Police might stop a bike rider for not having a light, but that's usually just a warning. Running a red light, not stopping at a stop sign or not yielding to pedestrians will cost you.

"I've seen a lot of collisions on the quad all the time. It definitely is dangerous."

"I've seen bikers who kind of ignore the rules of the road and do whatever they want. For the most part, they don't get caught because police aren't around to patrol and penalize people for doing it."

They are now. Officers are giving out notices to appear to law-breaking cyclists.

"You don't get a ticket. It's not reported to the state. It's a city ordinance violation."

That doesn't mean it won't hurt the wallet.

"At first, they were shocked. 'Why are you stopping me?' And we just explain to them, it's the same as a vehicle, when you're on the roadway, you have to follow the rules of the road."

It's $100 fine, but there is a way to avoid paying the full amount.

"They have the option of not having to pay the full fine and taking the test online."

It covers basic rules of the road for bike riders. Some students are in favor of the test.

"I would definitely do that as opposed to paying the $100 fine because it's cheaper and it would educate me about the rules, so I wouldn't be penalized again."
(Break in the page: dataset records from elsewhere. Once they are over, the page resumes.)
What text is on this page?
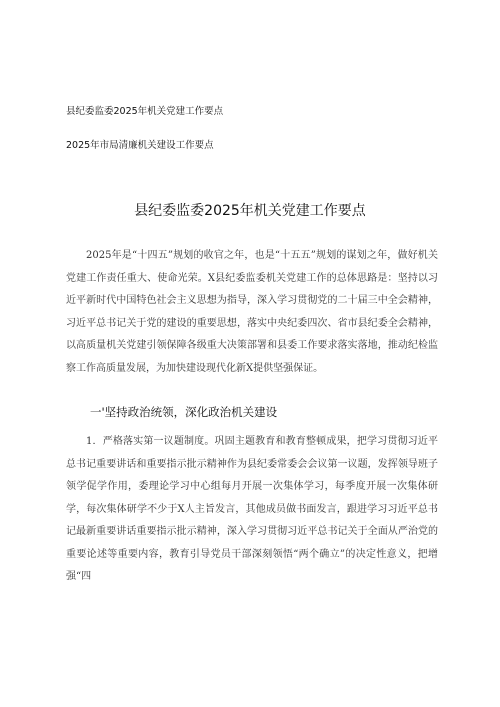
县纪委监委2025年机关党建工作要点
2025年市局清廉机关建设工作要点
县纪委监委2025年机关党建工作要点
2025年是“十四五”规划的收官之年，也是“十五五”规划的谋划之年，做好机关党建工作责任重大、使命光荣。X县纪委监委机关党建工作的总体思路是：坚持以习近平新时代中国特色社会主义思想为指导，深入学习贯彻党的二十届三中全会精神，习近平总书记关于党的建设的重要思想，落实中央纪委四次、省市县纪委全会精神，以高质量机关党建引领保障各级重大决策部署和县委工作要求落实落地，推动纪检监察工作高质量发展，为加快建设现代化新X提供坚强保证。
一'坚持政治统领，深化政治机关建设
1．严格落实第一议题制度。巩固主题教育和教育整顿成果，把学习贯彻习近平总书记重要讲话和重要指示批示精神作为县纪委常委会会议第一议题，发挥领导班子领学促学作用，委理论学习中心组每月开展一次集体学习，每季度开展一次集体研学，每次集体研学不少于X人主旨发言，其他成员做书面发言，跟进学习习近平总书记最新重要讲话重要指示批示精神，深入学习贯彻习近平总书记关于全面从严治党的重要论述等重要内容，教育引导党员干部深刻领悟“两个确立”的决定性意义，把增强“四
Since the beginning of 2013, police have written 147 NTA's.

"It definitely would stink to get a ticket, but sometimes, it has to be that way for people to learn the rules."

That's exactly what police hope will happen.

"We did see improvements. People started realizing they are going to enforce this. It's for the safety of everybody."

UI and Champaign police are also involved in bike safety, but haven't been as aggressive. Campus police issued one NTA and Champaign police have not yet started patrolling.